Гуманизация психологии вывела на сцену психотерапию как психологическую практику ( Василюк
, 1992), психотерапевтический процесс сам стал исследовательской лабораторией, в которой не “все люди – так или иначе больные”, но “все больные – люди”. Сложилась психологическая парадигма психотерапии, которая не совпадает с медицинской. Она: 1) исходит из индивидуальной, а не коллективистской этики; 2) воспринимает человека как неделимую целостность, а не сумму органов и механизмов; 3) исходит из принципа реальности, а не противопоставления объективности и субъективности; 4) обращается к промыслу бытия , а не функционированию; проблемам и потенциям, а не болезням и дефицитам; 5) ориентирована на развитие и оптимизацию индивидуального бытия, а не на ликвидацию симптомов и нормализацию социального поведения; 6) фокусируется на процессе, а не на методике; 7) концентрируется на настоящем, открывающем дорогу в будущее, а не на прошлом во имя возврата к бывшей норме; 8) предполагает работу психотерапевта “собой”, а не “техникой” ( Бадхен , Каган ,1995; Каган , 1995).Разумеется, и “медицинский” психотерапевт работает собой (но не осознает этого), а “психологический” – стремится к освобождению пациента от имеющихся нарушений (но не только).
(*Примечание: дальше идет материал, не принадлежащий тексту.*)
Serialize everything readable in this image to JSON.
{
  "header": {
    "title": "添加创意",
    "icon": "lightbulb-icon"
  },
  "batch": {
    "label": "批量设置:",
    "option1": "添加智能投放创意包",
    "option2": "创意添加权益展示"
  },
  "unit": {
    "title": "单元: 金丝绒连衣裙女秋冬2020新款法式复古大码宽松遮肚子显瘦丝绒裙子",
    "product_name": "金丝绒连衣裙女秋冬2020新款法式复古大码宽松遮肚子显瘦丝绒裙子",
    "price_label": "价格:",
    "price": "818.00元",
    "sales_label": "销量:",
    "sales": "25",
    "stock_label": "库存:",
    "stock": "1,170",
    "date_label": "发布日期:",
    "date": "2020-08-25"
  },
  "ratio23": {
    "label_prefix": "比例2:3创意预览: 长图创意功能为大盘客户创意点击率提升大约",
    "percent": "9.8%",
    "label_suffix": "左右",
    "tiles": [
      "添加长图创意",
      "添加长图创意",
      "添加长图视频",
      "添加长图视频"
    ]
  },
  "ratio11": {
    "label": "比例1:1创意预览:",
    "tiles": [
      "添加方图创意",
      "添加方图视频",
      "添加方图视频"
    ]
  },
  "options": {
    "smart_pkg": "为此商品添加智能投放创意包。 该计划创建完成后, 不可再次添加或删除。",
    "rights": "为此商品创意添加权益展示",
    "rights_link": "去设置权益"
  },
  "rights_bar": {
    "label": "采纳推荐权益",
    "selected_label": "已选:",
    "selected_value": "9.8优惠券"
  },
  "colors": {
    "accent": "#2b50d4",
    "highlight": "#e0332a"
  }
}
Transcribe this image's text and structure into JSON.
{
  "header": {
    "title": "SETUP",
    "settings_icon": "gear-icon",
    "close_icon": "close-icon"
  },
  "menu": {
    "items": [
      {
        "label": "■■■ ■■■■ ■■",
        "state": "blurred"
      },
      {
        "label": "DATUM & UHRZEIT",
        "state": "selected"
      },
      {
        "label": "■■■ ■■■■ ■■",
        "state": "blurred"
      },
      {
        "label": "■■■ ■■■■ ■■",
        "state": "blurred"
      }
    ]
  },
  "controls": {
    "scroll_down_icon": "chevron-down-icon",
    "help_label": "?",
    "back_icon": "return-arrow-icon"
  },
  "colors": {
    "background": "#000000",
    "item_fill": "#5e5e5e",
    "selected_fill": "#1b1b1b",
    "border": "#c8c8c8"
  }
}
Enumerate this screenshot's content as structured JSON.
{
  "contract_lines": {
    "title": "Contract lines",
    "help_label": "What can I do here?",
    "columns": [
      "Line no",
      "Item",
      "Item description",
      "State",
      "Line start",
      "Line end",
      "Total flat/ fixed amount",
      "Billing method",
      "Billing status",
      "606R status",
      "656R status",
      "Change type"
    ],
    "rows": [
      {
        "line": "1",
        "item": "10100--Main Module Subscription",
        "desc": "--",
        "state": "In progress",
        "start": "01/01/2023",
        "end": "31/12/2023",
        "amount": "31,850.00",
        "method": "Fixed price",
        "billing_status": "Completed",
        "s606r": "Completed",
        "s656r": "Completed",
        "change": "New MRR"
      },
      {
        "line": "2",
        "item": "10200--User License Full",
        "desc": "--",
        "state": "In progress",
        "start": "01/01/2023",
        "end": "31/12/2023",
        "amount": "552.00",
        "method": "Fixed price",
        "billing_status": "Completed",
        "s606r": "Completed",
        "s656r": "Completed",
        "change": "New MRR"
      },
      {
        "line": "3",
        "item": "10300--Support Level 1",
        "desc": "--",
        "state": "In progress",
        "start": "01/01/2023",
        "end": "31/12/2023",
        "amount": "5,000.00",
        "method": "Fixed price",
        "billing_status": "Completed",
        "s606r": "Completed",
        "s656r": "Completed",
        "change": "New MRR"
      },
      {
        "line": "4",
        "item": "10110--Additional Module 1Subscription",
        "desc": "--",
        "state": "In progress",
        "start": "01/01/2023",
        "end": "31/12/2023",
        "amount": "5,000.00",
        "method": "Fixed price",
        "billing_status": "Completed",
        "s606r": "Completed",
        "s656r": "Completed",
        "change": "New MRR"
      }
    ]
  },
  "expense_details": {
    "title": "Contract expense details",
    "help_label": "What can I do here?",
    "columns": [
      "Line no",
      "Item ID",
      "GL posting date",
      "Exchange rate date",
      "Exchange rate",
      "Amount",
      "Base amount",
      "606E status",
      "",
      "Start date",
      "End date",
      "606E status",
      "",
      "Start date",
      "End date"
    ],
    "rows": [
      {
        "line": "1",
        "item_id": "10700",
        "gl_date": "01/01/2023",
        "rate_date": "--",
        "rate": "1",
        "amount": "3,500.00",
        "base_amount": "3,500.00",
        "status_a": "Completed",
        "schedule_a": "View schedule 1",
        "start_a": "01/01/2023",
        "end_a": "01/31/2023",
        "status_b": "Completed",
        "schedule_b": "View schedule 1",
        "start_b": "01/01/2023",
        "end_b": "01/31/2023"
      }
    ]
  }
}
Однако для описания полюсов психотерапии эти две парадигмы работают. Их конфликтное противопоставление “медиками” и “психологами” превращает психотерапию в театр абсурда, где психотерапевта и пациента сначала распиливают пополам. а потом выпускают на сцену. Эти парадигмы психотерапии – не параллели, которым никогда не суждено встретиться, хотя для части сторонников обеих парадигм эта встреча остается незамеченной и неосознанной, а, стало быть, как бы и не состоится. Реальной основой их сходимости представляется феноменологический подход – разумеется, не выхолощенный до суждений о “нормальности или ненормальности”. Мы различаем, например, невротические и шизофренические навязчивости совсем не потому, что проникли в подлинную сущность шизофрении или невроза, а по их бытийному контексту и представленности в опыте. А работа с невротиком или психотиком различается не потому, что якобы исходит из познанных причин и исчерпывающих классификационных критериев, а потому, что она обращена к различающимся онтологиям бытия, к разной феноменологической ткани.